Monday, Dec. 14, 1931
New Plays in Manhattan
After All is the work of John van Druten, whose Young Woodley, produced in 1925, was finally allowed to run in London three years after its U.S. presentation. After All is not another Young Woodley. It is the sort of play in which a number of worried English folk go about "facing it." In the case of After All the situations to be faced are a daughter's going off and living with an architect for two years before he marries her; and her brother's unhappy marriage with a poisonous Bohemian. The parents, particularly the mother, accept their woe with a good deal of self-conscious martyrdom. Spectators, aware that Playwright van Druten has done a faithful job of domestic reporting, leave After All with a tendency to remark: "What of it?" Margaret Perry, a pretty girl with eyes that turn up at the corners, easily turns in the best performance and if the actors had something to do or say in the last act the whole affair might have turned out differently.
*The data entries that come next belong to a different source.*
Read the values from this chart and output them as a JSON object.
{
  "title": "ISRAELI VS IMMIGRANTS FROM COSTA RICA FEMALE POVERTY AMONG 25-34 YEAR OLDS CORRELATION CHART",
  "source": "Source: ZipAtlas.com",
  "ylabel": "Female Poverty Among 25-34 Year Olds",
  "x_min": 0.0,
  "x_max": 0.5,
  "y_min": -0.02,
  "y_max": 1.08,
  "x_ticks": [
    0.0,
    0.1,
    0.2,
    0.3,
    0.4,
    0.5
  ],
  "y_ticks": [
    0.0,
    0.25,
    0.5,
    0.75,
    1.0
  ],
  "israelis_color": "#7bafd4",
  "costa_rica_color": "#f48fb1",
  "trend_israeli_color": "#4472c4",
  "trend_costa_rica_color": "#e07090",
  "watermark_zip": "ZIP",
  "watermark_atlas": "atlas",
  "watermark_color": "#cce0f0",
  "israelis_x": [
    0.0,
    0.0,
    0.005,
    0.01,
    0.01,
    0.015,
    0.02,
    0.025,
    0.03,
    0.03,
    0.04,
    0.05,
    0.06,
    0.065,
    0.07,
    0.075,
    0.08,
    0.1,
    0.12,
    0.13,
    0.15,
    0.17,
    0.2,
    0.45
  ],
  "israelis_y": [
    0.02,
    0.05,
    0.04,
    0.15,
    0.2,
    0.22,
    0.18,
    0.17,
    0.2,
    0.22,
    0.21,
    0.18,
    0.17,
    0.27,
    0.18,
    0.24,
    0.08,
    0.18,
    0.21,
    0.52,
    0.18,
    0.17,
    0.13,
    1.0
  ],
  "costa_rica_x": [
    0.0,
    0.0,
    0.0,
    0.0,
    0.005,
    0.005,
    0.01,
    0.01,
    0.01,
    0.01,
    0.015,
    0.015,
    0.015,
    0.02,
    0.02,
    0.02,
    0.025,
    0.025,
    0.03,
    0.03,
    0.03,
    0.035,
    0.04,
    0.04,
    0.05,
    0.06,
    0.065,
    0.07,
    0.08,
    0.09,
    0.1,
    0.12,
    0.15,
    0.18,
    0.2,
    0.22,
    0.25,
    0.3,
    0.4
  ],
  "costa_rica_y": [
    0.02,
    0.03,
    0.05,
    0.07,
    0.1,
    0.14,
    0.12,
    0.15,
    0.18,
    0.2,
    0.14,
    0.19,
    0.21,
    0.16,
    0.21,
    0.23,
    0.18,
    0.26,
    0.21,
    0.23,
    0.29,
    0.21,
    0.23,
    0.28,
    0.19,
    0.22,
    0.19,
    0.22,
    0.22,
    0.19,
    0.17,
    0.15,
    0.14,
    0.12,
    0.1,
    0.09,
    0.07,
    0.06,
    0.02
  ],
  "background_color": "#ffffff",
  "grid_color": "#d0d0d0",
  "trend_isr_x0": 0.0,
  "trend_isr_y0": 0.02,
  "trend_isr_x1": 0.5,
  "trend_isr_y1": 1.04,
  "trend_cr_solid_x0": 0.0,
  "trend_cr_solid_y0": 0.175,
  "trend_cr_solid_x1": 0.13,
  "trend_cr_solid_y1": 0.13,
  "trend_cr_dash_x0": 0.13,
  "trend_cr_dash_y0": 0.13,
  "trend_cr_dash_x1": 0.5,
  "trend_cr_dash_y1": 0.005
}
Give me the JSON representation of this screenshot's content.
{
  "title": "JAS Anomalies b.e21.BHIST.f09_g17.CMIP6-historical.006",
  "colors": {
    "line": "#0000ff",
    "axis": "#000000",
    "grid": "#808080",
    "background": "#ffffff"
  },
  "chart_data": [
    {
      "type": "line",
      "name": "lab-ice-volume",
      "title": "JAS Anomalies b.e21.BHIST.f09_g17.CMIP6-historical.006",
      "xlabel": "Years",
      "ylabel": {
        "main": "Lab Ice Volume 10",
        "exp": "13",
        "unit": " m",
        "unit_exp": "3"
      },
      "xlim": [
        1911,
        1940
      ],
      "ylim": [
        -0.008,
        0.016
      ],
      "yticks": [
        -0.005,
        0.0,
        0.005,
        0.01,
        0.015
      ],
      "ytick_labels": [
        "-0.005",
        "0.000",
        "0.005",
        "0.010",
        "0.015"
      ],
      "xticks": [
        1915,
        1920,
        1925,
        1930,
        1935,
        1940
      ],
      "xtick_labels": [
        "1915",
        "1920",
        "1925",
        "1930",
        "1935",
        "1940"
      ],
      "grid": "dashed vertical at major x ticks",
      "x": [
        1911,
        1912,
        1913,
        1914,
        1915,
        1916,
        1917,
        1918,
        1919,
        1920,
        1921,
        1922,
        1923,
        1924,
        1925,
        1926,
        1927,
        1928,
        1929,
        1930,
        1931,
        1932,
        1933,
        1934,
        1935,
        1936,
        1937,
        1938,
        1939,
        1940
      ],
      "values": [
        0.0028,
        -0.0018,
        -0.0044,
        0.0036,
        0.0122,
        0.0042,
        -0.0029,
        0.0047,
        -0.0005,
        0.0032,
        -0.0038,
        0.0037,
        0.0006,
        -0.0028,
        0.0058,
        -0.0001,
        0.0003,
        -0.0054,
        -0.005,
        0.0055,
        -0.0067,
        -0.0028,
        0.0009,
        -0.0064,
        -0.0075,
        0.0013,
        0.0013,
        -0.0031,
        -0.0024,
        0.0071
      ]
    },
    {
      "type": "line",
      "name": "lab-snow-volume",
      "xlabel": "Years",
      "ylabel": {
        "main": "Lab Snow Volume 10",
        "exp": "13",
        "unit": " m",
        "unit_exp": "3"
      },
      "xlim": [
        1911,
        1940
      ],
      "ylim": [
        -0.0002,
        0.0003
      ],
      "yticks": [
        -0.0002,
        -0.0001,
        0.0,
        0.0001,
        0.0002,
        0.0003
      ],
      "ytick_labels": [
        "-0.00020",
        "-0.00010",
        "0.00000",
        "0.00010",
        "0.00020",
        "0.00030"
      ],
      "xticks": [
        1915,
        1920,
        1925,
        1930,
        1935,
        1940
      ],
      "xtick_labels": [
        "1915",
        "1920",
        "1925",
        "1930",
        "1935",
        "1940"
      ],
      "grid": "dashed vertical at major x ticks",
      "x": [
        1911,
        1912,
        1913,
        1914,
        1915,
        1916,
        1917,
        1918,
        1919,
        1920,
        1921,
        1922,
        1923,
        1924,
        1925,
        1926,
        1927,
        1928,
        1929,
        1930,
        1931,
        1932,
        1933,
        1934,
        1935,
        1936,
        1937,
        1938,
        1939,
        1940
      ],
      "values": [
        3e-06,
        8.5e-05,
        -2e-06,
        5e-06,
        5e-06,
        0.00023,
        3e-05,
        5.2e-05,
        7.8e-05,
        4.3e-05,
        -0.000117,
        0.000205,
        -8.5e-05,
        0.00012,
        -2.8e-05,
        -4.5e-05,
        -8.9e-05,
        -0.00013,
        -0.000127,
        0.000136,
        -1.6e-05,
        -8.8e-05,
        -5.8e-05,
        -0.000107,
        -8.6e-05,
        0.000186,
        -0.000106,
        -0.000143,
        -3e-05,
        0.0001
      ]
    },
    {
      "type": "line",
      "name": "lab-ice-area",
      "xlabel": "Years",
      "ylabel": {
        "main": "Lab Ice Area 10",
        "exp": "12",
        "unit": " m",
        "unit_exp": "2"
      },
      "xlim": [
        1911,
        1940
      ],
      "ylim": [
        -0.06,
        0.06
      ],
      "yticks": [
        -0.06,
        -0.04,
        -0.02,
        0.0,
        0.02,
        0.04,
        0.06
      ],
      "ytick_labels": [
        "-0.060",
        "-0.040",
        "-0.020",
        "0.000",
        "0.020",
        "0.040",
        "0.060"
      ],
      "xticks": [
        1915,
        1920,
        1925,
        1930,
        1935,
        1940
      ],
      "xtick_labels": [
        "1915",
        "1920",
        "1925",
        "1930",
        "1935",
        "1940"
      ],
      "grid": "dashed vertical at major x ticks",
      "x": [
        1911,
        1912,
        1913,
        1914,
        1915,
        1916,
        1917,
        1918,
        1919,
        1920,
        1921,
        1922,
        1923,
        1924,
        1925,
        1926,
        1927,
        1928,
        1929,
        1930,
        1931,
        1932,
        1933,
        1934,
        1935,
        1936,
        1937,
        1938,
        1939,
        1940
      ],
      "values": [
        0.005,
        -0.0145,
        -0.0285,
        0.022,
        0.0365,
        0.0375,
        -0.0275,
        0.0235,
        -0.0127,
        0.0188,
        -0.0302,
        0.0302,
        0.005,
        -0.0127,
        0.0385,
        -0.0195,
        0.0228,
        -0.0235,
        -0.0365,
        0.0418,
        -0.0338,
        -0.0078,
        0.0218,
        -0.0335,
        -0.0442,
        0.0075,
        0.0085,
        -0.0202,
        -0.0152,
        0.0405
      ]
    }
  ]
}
Dwight Deere Wiman, whose cruiser Moanin' Low commemorates his (and William A. Brady Jr.'s) highly successful production of the first Little Show, is the producer.
Bloody Laughter is strong theatrical brew. It was written by Ernst Toller who has spent a good deal of his time in various German jails since the War for being an incorrigible Red. His Man and The Masses was produced by the Theatre Guild in 1924.
Using the stage as a soap box, Playwright Toller now harangues through the character of Egon Hinkemann (Maurice Schwartz). Before he marched off to fight for the Fatherland, Egon was a strapping fellow with a beautiful wife (Helen MacKellar). He returns from the fray an emasculated wreck, "no man at all." To make a living he astonishes side show crowds by biting the heads off guinea pigs. "They want blood!" says his manager. They get it.
Meanwhile things are going badly in the Hinkemann home. Egon constantly hears imaginary laughter ringing in his ears, pitiless, mocking laughter at his infirmity. His best friend seduces, impregnates his wife. She commits suicide. Egon finds himself a piece of rope and walks off the stage to become another victim, Herr Toller would have you believe, of mankind's most savage enemy--War.
Bloody Laughter is frankly intended for theatregoers with strong stomachs. Its characters wrangle, shout, spit in each other's faces. It is loaded to the muzzle with propaganda. Praise is due Actor Schwartz, usually to be seen in Manhattan's Yiddish Art Theatre, for the articulate vitality with which he plays a part that could easily have been just noisy.